I've got the four-page "Chart of the Court's ruling" from the recent blob of an opinion issued in the BCRA case this week taped up on the wall in front of my desk. I couldn't download all the opinions when I first got them because my e-mail server balked at the huge file sizes. But that doesn't really matter, since I'm hardly going to spend the next week of my life sifting through sixteen hundred pages of argument, even if they are double-spaced.
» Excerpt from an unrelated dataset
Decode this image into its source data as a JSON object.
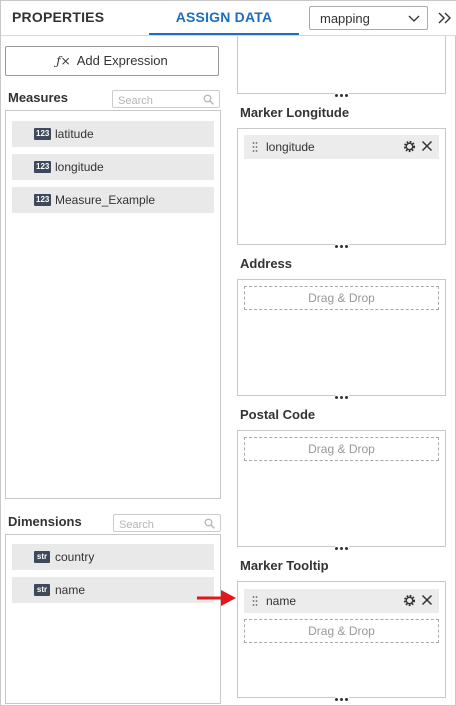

I have been trying to follow the discussions at Rick Hasen's blog, however; he is an excellent guide to the issues.

One thing that a political scientist might ask about the case is why Judge Henderson's name is always in the "unconstitutional" or "nonjusticiable" column, and why Judge Kollar-Kotelly's name is almost always in the "constitutional" column. According to my chart, Judge Henderson only thought that one part of the act could withstand constitutional scrutiny: section 323(e). Kollar-Kotelly was willing to find some parts of the act unconstitutional: 201 subsection (5), and sections 213, 318, and 504. And Judge Leon was just all over the map.

It can't be the case that "the law" dictates the result here, can it? (I'm reminded of the joke you occassionally hear that runs along the following lines: ask 2 [whatever kind of talkative and sophisticated person you choose] and you'll get 3 opinions.) Unless one or more of the judges is clearly a hack, I think you'd have to admit that these are issues that can be decided by reasonable people -- and people who are faithfully performing the function that the legal culture assigns to them -- in different and mutually exclusive ways. But the grooves of opinion here are not random. They're well-worn, developed by thoughtful people in relatively predictable ways that match up in a relatively predictable fashion with other positions that are associated with political parties. The match may not be perfect, but it's not entirely imperfect, either.